Retinitis pigmentosa (RP), an optic nerve disorder, affects your retina’s ability to sense light. Located at the back of your eye, your retina contains millions of light-sensitive nerve endings that send image messages to your brain. A form of retinal degeneration, retinitis pigmentosa damages the retina over time, causing permanent vision loss.
Though RP generally runs in families, 50 percent of people with RP don’t have a family history of the disease. The condition usually starts in childhood or the teen years, but can occur at older ages.
There is no way to prevent the disease; however, protecting your retina by wearing UV sunglasses outdoors may help delay the start of symptoms.

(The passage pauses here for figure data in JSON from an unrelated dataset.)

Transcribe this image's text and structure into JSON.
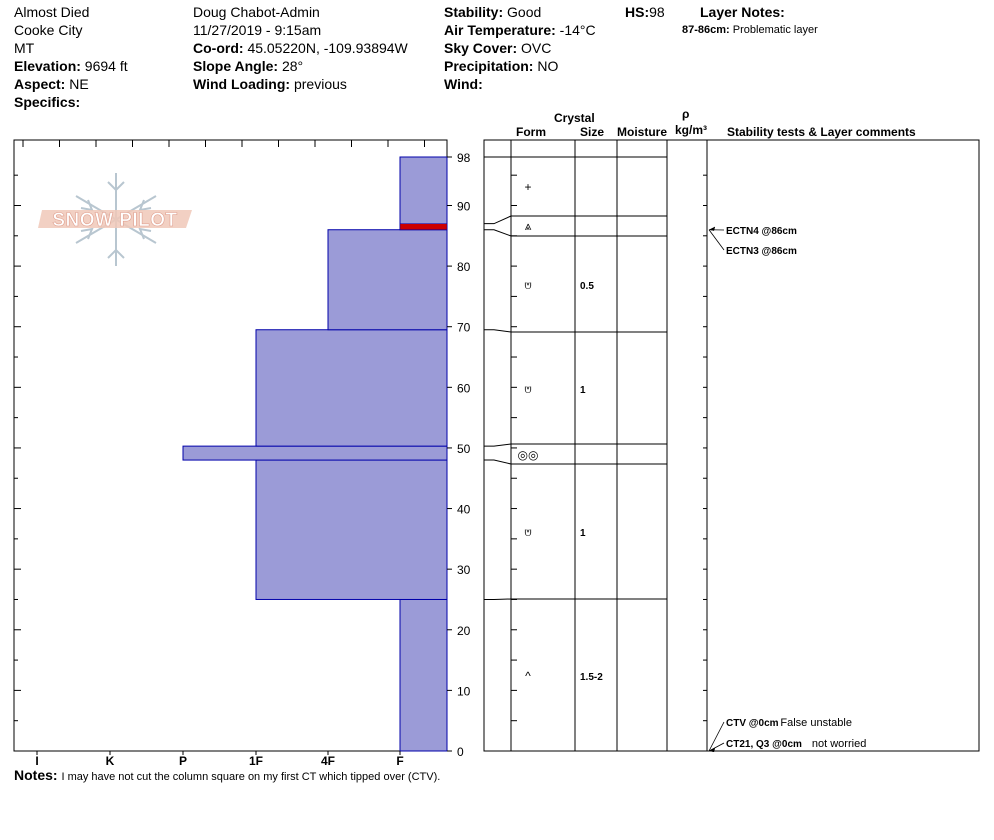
{
  "header": {
    "site": "Almost Died",
    "location": "Cooke City",
    "state": "MT",
    "elevation_label": "Elevation:",
    "elevation": "9694 ft",
    "aspect_label": "Aspect:",
    "aspect": "NE",
    "specifics_label": "Specifics:",
    "observer": "Doug Chabot-Admin",
    "datetime": "11/27/2019 - 9:15am",
    "coord_label": "Co-ord:",
    "coord": "45.05220N, -109.93894W",
    "slope_label": "Slope Angle:",
    "slope": "28°",
    "wind_loading_label": "Wind Loading:",
    "wind_loading": "previous",
    "stability_label": "Stability:",
    "stability": "Good",
    "air_temp_label": "Air Temperature:",
    "air_temp": "-14°C",
    "sky_label": "Sky Cover:",
    "sky": "OVC",
    "precip_label": "Precipitation:",
    "precip": "NO",
    "wind_label": "Wind:",
    "hs_label": "HS:",
    "hs": "98",
    "layer_notes_label": "Layer Notes:",
    "layer_note_range": "87-86cm:",
    "layer_note_text": "Problematic layer"
  },
  "logo_text": "SNOW PILOT",
  "columns": {
    "crystal": "Crystal",
    "form": "Form",
    "size": "Size",
    "moisture": "Moisture",
    "rho": "ρ",
    "density": "kg/m³",
    "stability": "Stability tests & Layer comments"
  },
  "notes": {
    "label": "Notes:",
    "text": "I may have not cut the column square on my first CT which tipped over (CTV)."
  },
  "chart_data": {
    "type": "bar",
    "orientation": "horizontal",
    "title": "",
    "xlabel": "",
    "ylabel": "",
    "x_categories": [
      "I",
      "K",
      "P",
      "1F",
      "4F",
      "F"
    ],
    "y_ticks": [
      0,
      10,
      20,
      30,
      40,
      50,
      60,
      70,
      80,
      90,
      98
    ],
    "ylim": [
      0,
      98
    ],
    "bar_color": "#9b9bd7",
    "layers": [
      {
        "bottom": 0,
        "top": 25,
        "hardness": "F"
      },
      {
        "bottom": 25,
        "top": 48,
        "hardness": "1F"
      },
      {
        "bottom": 48,
        "top": 50.3,
        "hardness": "P"
      },
      {
        "bottom": 50.3,
        "top": 69.5,
        "hardness": "1F"
      },
      {
        "bottom": 69.5,
        "top": 86,
        "hardness": "4F"
      },
      {
        "bottom": 86,
        "top": 98,
        "hardness": "F"
      }
    ],
    "problem_layer": {
      "bottom": 86,
      "top": 87,
      "color": "#cc0000"
    },
    "crystal_rows": [
      {
        "top": 98,
        "bottom": 87,
        "form": "+",
        "size": "",
        "pos_cm": 93
      },
      {
        "top": 87,
        "bottom": 86,
        "form": "⩓",
        "size": "",
        "pos_cm": 86.5
      },
      {
        "top": 86,
        "bottom": 69.5,
        "form": "⩅",
        "size": "0.5",
        "pos_cm": 77
      },
      {
        "top": 69.5,
        "bottom": 50.3,
        "form": "⩅",
        "size": "1",
        "pos_cm": 60
      },
      {
        "top": 50.3,
        "bottom": 48,
        "form": "◎◎",
        "size": "",
        "pos_cm": 49
      },
      {
        "top": 48,
        "bottom": 25,
        "form": "⩅",
        "size": "1",
        "pos_cm": 36
      },
      {
        "top": 25,
        "bottom": 0,
        "form": "^",
        "size": "1.5-2",
        "pos_cm": 12
      }
    ],
    "stability_tests": [
      {
        "label": "ECTN4 @86cm",
        "comment": "",
        "depth": 86
      },
      {
        "label": "ECTN3 @86cm",
        "comment": "",
        "depth": 86
      },
      {
        "label": "CTV @0cm",
        "comment": "False unstable",
        "depth": 0
      },
      {
        "label": "CT21, Q3 @0cm",
        "comment": "not worried",
        "depth": 0
      }
    ]
  }
}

What are the Symptoms of RP?
People with this disease experience:
- Decreased night vision
- Decreased central or side (peripheral) vision
- Difficulty seeing detailed images
At Bascom Palmer Eye Institute, part of the University of Miami, our retinal specialists diagnose and manage common retinal diseases such as diabetic retinopathy, macular degeneration and retinal detachments and tears. They also treat uncommon disorders such as retinitis pigmentosa.

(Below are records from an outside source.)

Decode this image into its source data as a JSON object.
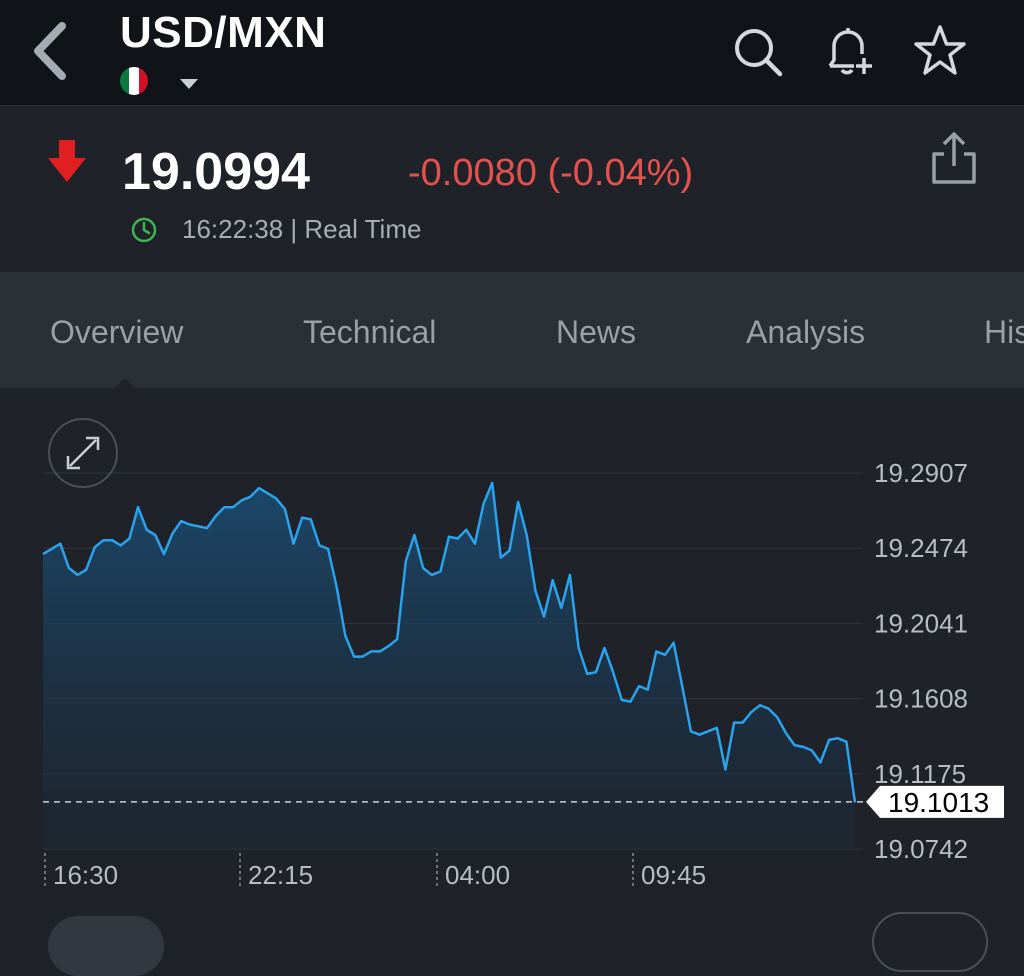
{
  "header": {
    "title": "USD/MXN",
    "flag_colors": [
      "#0b7a3e",
      "#ffffff",
      "#ce1126"
    ]
  },
  "quote": {
    "price": "19.0994",
    "change": "-0.0080 (-0.04%)",
    "time_status": "16:22:38 | Real Time",
    "direction": "down",
    "down_color": "#e5524e",
    "up_color": "#2db34a"
  },
  "tabs": [
    {
      "label": "Overview",
      "active": true
    },
    {
      "label": "Technical",
      "active": false
    },
    {
      "label": "News",
      "active": false
    },
    {
      "label": "Analysis",
      "active": false
    },
    {
      "label": "His",
      "active": false
    }
  ],
  "chart_data": {
    "type": "area",
    "title": "",
    "xlabel": "",
    "ylabel": "",
    "x_tick_labels": [
      "16:30",
      "22:15",
      "04:00",
      "09:45"
    ],
    "y_tick_labels": [
      "19.2907",
      "19.2474",
      "19.2041",
      "19.1608",
      "19.1175",
      "19.0742"
    ],
    "ylim": [
      19.0742,
      19.2907
    ],
    "current_label": "19.1013",
    "current_value": 19.1013,
    "line_color": "#2aa3ee",
    "grid": true,
    "series": [
      {
        "values": [
          19.244,
          19.247,
          19.25,
          19.236,
          19.232,
          19.235,
          19.248,
          19.252,
          19.252,
          19.249,
          19.253,
          19.271,
          19.258,
          19.255,
          19.244,
          19.256,
          19.263,
          19.261,
          19.26,
          19.259,
          19.266,
          19.271,
          19.271,
          19.275,
          19.277,
          19.282,
          19.279,
          19.276,
          19.27,
          19.25,
          19.265,
          19.264,
          19.249,
          19.247,
          19.225,
          19.197,
          19.185,
          19.185,
          19.188,
          19.188,
          19.191,
          19.195,
          19.24,
          19.255,
          19.236,
          19.232,
          19.234,
          19.254,
          19.253,
          19.258,
          19.25,
          19.273,
          19.285,
          19.242,
          19.246,
          19.274,
          19.255,
          19.223,
          19.208,
          19.229,
          19.213,
          19.232,
          19.19,
          19.175,
          19.176,
          19.19,
          19.176,
          19.16,
          19.159,
          19.168,
          19.166,
          19.188,
          19.186,
          19.193,
          19.168,
          19.142,
          19.14,
          19.142,
          19.144,
          19.12,
          19.147,
          19.147,
          19.153,
          19.157,
          19.155,
          19.15,
          19.141,
          19.134,
          19.133,
          19.131,
          19.124,
          19.137,
          19.138,
          19.136,
          19.101
        ]
      }
    ]
  }
}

Our experienced physicians specialize in vision diagnosis, treatment, and care. The first step to achieve an accurate diagnosis is through a comprehensive eye exam. If necessary, your ophthalmologist will order additional tests or procedures to confirm your diagnosis.
Color Defectiveness Determination - Your ophthalmologist may decide to test your sight for color deficiency. Some of the tests involve recognition of multicolored dot patterns while other tests are performed by placing different color chips in the correct order.
Retinal Exam - Before this exam, your pupils are usually dilated. During the exam, your physician looks at your retina and the surrounding structures. In a direct exam, your physician uses an ophthalmoscope to shine a bright beam of light through your pupil to the back of your eye. In an indirect retinal exam, your physician looks inside your eye using a condensing lens and bright light. This allows your doctor to see the retinal structures in 3-D and with great detail.
Eye Ultrasound - This safe, painless test uses high-frequency sound waves to produce detailed images of your eye. Ultrasound also allows your doctor to examine the eye socket.
Electroretinogram - An electroretinography (ERG) test or electroretinogram, measures the electrical response of the light-sensitive cells in your eyes.
Currently, there is no cure or treatment to stop retinitis pigmentosa. Scientists at our Retinal Degeneration Center are studying several potential treatments. In the meantime, many people benefit from low vision aids and therapy provided by our eye care team.
Retinal Prosthesis System - Some patients with advanced RP gain partial sight from the Argus II Retinal Prosthesis System. The surgically-implanted device delivers electrical stimulation to the retina to restore visual perception.
Why Choose Bascom Palmer Eye Institute?
The Nation’s Top Eye Care Provider. Recognized as one of the world’s most progressive centers for ophthalmic care, research, and education, Bascom Palmer is ranked #1 in the country for eye care by U.S. News & World Report.
Leading Doctors. We trained the first generation of vitreoretinal surgeons and pioneered the use of fluorescein angiography for diagnosing macular and retinal diseases. Our physician-researchers stay current with treatment and technology advances.
Compassionate Care. When you’re coping with potential vision loss, expert medical care is only the beginning. You need an eye care team that addresses your concerns and helps you navigate through diagnosis, treatment, and follow-up care.
Revolutionizing Treatment through Research. Bascom Palmer Retinal Degeneration Center researchers study the genetic causes and treatment strategies for RP, including gene therapy and neurotrophic factors.
Fast, Accurate Diagnosis. If you have RP, you need an immediate and accurate diagnosis to slow the progression of vision loss. In addition to a thorough eye exam, our ophthalmologists use the electro retinal grid, the gold standard of retinal diagnostic devices.